Interestingly enough, the study was tested with 39 nine-month-old infants who were assigned to music (intervention) or play (control) activities for 12 sessions. The study was published in the Proceedings of the National Academy of Sciences. Researchers found that playing music during several music sessions improved 9-month-old babies’ brain processing of not only music but also new speech sounds.
Music sessions vs. Toys sessions
The babies were analyzed with a brain scan called magnetoencephalography (MEG) hat allowed researchers to find regions of the brain that play an important rol in cognitive skills. The brain scanner targeted the earliest skills of humans such as controlling attention and detection of patterns. The result showed that stronger brain responds to music and speech rhythm in the babies of the music group.
The babies in the music sessions recognized the mistakes more consistently than the babies in the other group without music, reported the researcher team in the Proceedings of the National Academy of Sciences.
Music helps babies respond better to speech, according to research https://t.co/tFW03wXa2G
— Belfast Telegraph (@BelTel) April 25, 2016
The leader of this study Christina Zao, a postdoctoral researcher at I-LABS, told CBS News “Our study is the first to demonstrate that a type of enriched experience with sound other than language can influence infants’ speech sound processing,”.

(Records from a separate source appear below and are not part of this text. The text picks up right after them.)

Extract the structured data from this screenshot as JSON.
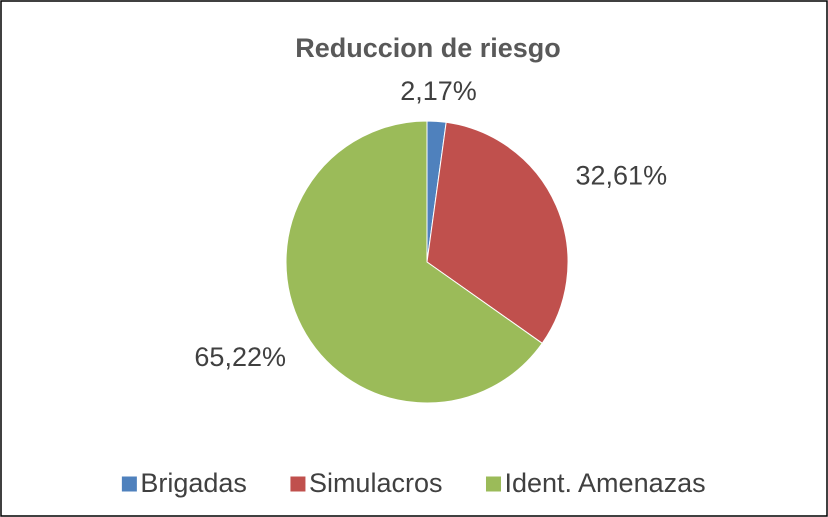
{
  "chart_data": {
    "type": "pie",
    "title": "Reduccion de riesgo",
    "categories": [
      "Brigadas",
      "Simulacros",
      "Ident. Amenazas"
    ],
    "values": [
      2.17,
      32.61,
      65.22
    ],
    "value_labels": [
      "2,17%",
      "32,61%",
      "65,22%"
    ],
    "colors": [
      "#4f81bd",
      "#c0504d",
      "#9bbb59"
    ],
    "legend": "bottom"
  }
}
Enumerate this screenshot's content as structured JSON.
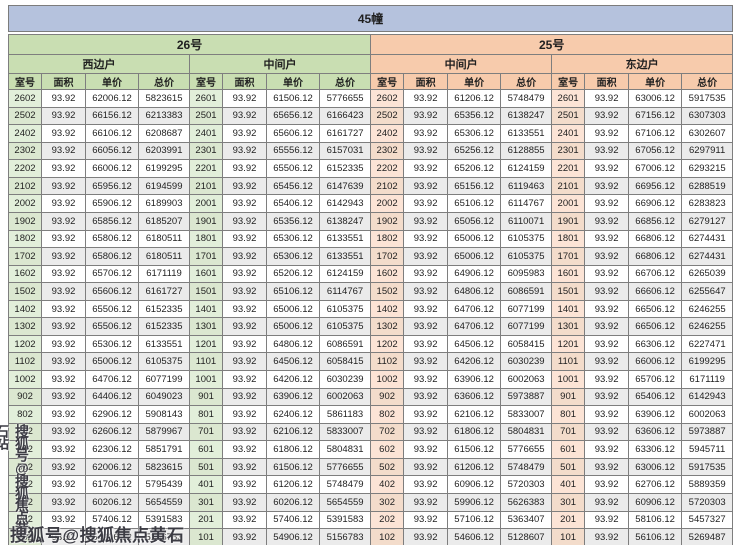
{
  "title": "45幢",
  "buildings": [
    {
      "label": "26号",
      "units": [
        "西边户",
        "中间户"
      ]
    },
    {
      "label": "25号",
      "units": [
        "中间户",
        "东边户"
      ]
    }
  ],
  "column_headers": [
    "室号",
    "面积",
    "单价",
    "总价"
  ],
  "watermark": {
    "horizontal": "搜狐号@搜狐焦点黄石站",
    "vertical": "搜狐号@搜狐焦点黄石站"
  },
  "colors": {
    "title_bar": "#b5c2dd",
    "building_26_header": "#c9deb2",
    "building_26_room_col": "#e2efda",
    "building_25_header": "#f7cbac",
    "building_25_room_col": "#fce4d6",
    "row_band": "#ebebeb",
    "border": "#7e7e7e"
  },
  "groups": [
    {
      "building": "26号",
      "unit": "西边户",
      "rows": [
        [
          "2602",
          "93.92",
          "62006.12",
          "5823615"
        ],
        [
          "2502",
          "93.92",
          "66156.12",
          "6213383"
        ],
        [
          "2402",
          "93.92",
          "66106.12",
          "6208687"
        ],
        [
          "2302",
          "93.92",
          "66056.12",
          "6203991"
        ],
        [
          "2202",
          "93.92",
          "66006.12",
          "6199295"
        ],
        [
          "2102",
          "93.92",
          "65956.12",
          "6194599"
        ],
        [
          "2002",
          "93.92",
          "65906.12",
          "6189903"
        ],
        [
          "1902",
          "93.92",
          "65856.12",
          "6185207"
        ],
        [
          "1802",
          "93.92",
          "65806.12",
          "6180511"
        ],
        [
          "1702",
          "93.92",
          "65806.12",
          "6180511"
        ],
        [
          "1602",
          "93.92",
          "65706.12",
          "6171119"
        ],
        [
          "1502",
          "93.92",
          "65606.12",
          "6161727"
        ],
        [
          "1402",
          "93.92",
          "65506.12",
          "6152335"
        ],
        [
          "1302",
          "93.92",
          "65506.12",
          "6152335"
        ],
        [
          "1202",
          "93.92",
          "65306.12",
          "6133551"
        ],
        [
          "1102",
          "93.92",
          "65006.12",
          "6105375"
        ],
        [
          "1002",
          "93.92",
          "64706.12",
          "6077199"
        ],
        [
          "902",
          "93.92",
          "64406.12",
          "6049023"
        ],
        [
          "802",
          "93.92",
          "62906.12",
          "5908143"
        ],
        [
          "702",
          "93.92",
          "62606.12",
          "5879967"
        ],
        [
          "602",
          "93.92",
          "62306.12",
          "5851791"
        ],
        [
          "502",
          "93.92",
          "62006.12",
          "5823615"
        ],
        [
          "402",
          "93.92",
          "61706.12",
          "5795439"
        ],
        [
          "302",
          "93.92",
          "60206.12",
          "5654559"
        ],
        [
          "202",
          "93.92",
          "57406.12",
          "5391583"
        ],
        [
          "102",
          "93.92",
          "54906.12",
          "5156783"
        ]
      ]
    },
    {
      "building": "26号",
      "unit": "中间户",
      "rows": [
        [
          "2601",
          "93.92",
          "61506.12",
          "5776655"
        ],
        [
          "2501",
          "93.92",
          "65656.12",
          "6166423"
        ],
        [
          "2401",
          "93.92",
          "65606.12",
          "6161727"
        ],
        [
          "2301",
          "93.92",
          "65556.12",
          "6157031"
        ],
        [
          "2201",
          "93.92",
          "65506.12",
          "6152335"
        ],
        [
          "2101",
          "93.92",
          "65456.12",
          "6147639"
        ],
        [
          "2001",
          "93.92",
          "65406.12",
          "6142943"
        ],
        [
          "1901",
          "93.92",
          "65356.12",
          "6138247"
        ],
        [
          "1801",
          "93.92",
          "65306.12",
          "6133551"
        ],
        [
          "1701",
          "93.92",
          "65306.12",
          "6133551"
        ],
        [
          "1601",
          "93.92",
          "65206.12",
          "6124159"
        ],
        [
          "1501",
          "93.92",
          "65106.12",
          "6114767"
        ],
        [
          "1401",
          "93.92",
          "65006.12",
          "6105375"
        ],
        [
          "1301",
          "93.92",
          "65006.12",
          "6105375"
        ],
        [
          "1201",
          "93.92",
          "64806.12",
          "6086591"
        ],
        [
          "1101",
          "93.92",
          "64506.12",
          "6058415"
        ],
        [
          "1001",
          "93.92",
          "64206.12",
          "6030239"
        ],
        [
          "901",
          "93.92",
          "63906.12",
          "6002063"
        ],
        [
          "801",
          "93.92",
          "62406.12",
          "5861183"
        ],
        [
          "701",
          "93.92",
          "62106.12",
          "5833007"
        ],
        [
          "601",
          "93.92",
          "61806.12",
          "5804831"
        ],
        [
          "501",
          "93.92",
          "61506.12",
          "5776655"
        ],
        [
          "401",
          "93.92",
          "61206.12",
          "5748479"
        ],
        [
          "301",
          "93.92",
          "60206.12",
          "5654559"
        ],
        [
          "201",
          "93.92",
          "57406.12",
          "5391583"
        ],
        [
          "101",
          "93.92",
          "54906.12",
          "5156783"
        ]
      ]
    },
    {
      "building": "25号",
      "unit": "中间户",
      "rows": [
        [
          "2602",
          "93.92",
          "61206.12",
          "5748479"
        ],
        [
          "2502",
          "93.92",
          "65356.12",
          "6138247"
        ],
        [
          "2402",
          "93.92",
          "65306.12",
          "6133551"
        ],
        [
          "2302",
          "93.92",
          "65256.12",
          "6128855"
        ],
        [
          "2202",
          "93.92",
          "65206.12",
          "6124159"
        ],
        [
          "2102",
          "93.92",
          "65156.12",
          "6119463"
        ],
        [
          "2002",
          "93.92",
          "65106.12",
          "6114767"
        ],
        [
          "1902",
          "93.92",
          "65056.12",
          "6110071"
        ],
        [
          "1802",
          "93.92",
          "65006.12",
          "6105375"
        ],
        [
          "1702",
          "93.92",
          "65006.12",
          "6105375"
        ],
        [
          "1602",
          "93.92",
          "64906.12",
          "6095983"
        ],
        [
          "1502",
          "93.92",
          "64806.12",
          "6086591"
        ],
        [
          "1402",
          "93.92",
          "64706.12",
          "6077199"
        ],
        [
          "1302",
          "93.92",
          "64706.12",
          "6077199"
        ],
        [
          "1202",
          "93.92",
          "64506.12",
          "6058415"
        ],
        [
          "1102",
          "93.92",
          "64206.12",
          "6030239"
        ],
        [
          "1002",
          "93.92",
          "63906.12",
          "6002063"
        ],
        [
          "902",
          "93.92",
          "63606.12",
          "5973887"
        ],
        [
          "802",
          "93.92",
          "62106.12",
          "5833007"
        ],
        [
          "702",
          "93.92",
          "61806.12",
          "5804831"
        ],
        [
          "602",
          "93.92",
          "61506.12",
          "5776655"
        ],
        [
          "502",
          "93.92",
          "61206.12",
          "5748479"
        ],
        [
          "402",
          "93.92",
          "60906.12",
          "5720303"
        ],
        [
          "302",
          "93.92",
          "59906.12",
          "5626383"
        ],
        [
          "202",
          "93.92",
          "57106.12",
          "5363407"
        ],
        [
          "102",
          "93.92",
          "54606.12",
          "5128607"
        ]
      ]
    },
    {
      "building": "25号",
      "unit": "东边户",
      "rows": [
        [
          "2601",
          "93.92",
          "63006.12",
          "5917535"
        ],
        [
          "2501",
          "93.92",
          "67156.12",
          "6307303"
        ],
        [
          "2401",
          "93.92",
          "67106.12",
          "6302607"
        ],
        [
          "2301",
          "93.92",
          "67056.12",
          "6297911"
        ],
        [
          "2201",
          "93.92",
          "67006.12",
          "6293215"
        ],
        [
          "2101",
          "93.92",
          "66956.12",
          "6288519"
        ],
        [
          "2001",
          "93.92",
          "66906.12",
          "6283823"
        ],
        [
          "1901",
          "93.92",
          "66856.12",
          "6279127"
        ],
        [
          "1801",
          "93.92",
          "66806.12",
          "6274431"
        ],
        [
          "1701",
          "93.92",
          "66806.12",
          "6274431"
        ],
        [
          "1601",
          "93.92",
          "66706.12",
          "6265039"
        ],
        [
          "1501",
          "93.92",
          "66606.12",
          "6255647"
        ],
        [
          "1401",
          "93.92",
          "66506.12",
          "6246255"
        ],
        [
          "1301",
          "93.92",
          "66506.12",
          "6246255"
        ],
        [
          "1201",
          "93.92",
          "66306.12",
          "6227471"
        ],
        [
          "1101",
          "93.92",
          "66006.12",
          "6199295"
        ],
        [
          "1001",
          "93.92",
          "65706.12",
          "6171119"
        ],
        [
          "901",
          "93.92",
          "65406.12",
          "6142943"
        ],
        [
          "801",
          "93.92",
          "63906.12",
          "6002063"
        ],
        [
          "701",
          "93.92",
          "63606.12",
          "5973887"
        ],
        [
          "601",
          "93.92",
          "63306.12",
          "5945711"
        ],
        [
          "501",
          "93.92",
          "63006.12",
          "5917535"
        ],
        [
          "401",
          "93.92",
          "62706.12",
          "5889359"
        ],
        [
          "301",
          "93.92",
          "60906.12",
          "5720303"
        ],
        [
          "201",
          "93.92",
          "58106.12",
          "5457327"
        ],
        [
          "101",
          "93.92",
          "56106.12",
          "5269487"
        ]
      ]
    }
  ]
}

“Infants experience a complex world in which sounds, lights and sensations vary constantly,” study co-author Patricia Kuhl, co-director of I-LABS, said in a statement. “The baby’s job is to recognize the patterns of activity and predict what’s going to happen next. Pattern perception is an important cognitive skill, and improving that ability early may have long-lasting effects on learning.”
The experts found that language has rhythmic patterns like music and the ability to differentiate each speech sound would help babies to talk faster. In this studio, all of the songs played were deliberately displayed to be difficult for babies to learn. The other 19 babies attended play sessions with toys and no music.
Head of the Institute for Learning & Brain Sciences at the University of Washington, Patricia Kuhl, is strongly convinced that music helps children learn.
“Schools across our nation are decreasing music experiences for our children, saying they are too expensive,” she said. “Music experience has the potential to boost broader cognitive skills that enhance children’s abilities to detect, expect and react quickly to patterns in the world, which is highly relevant in today’s complex world.”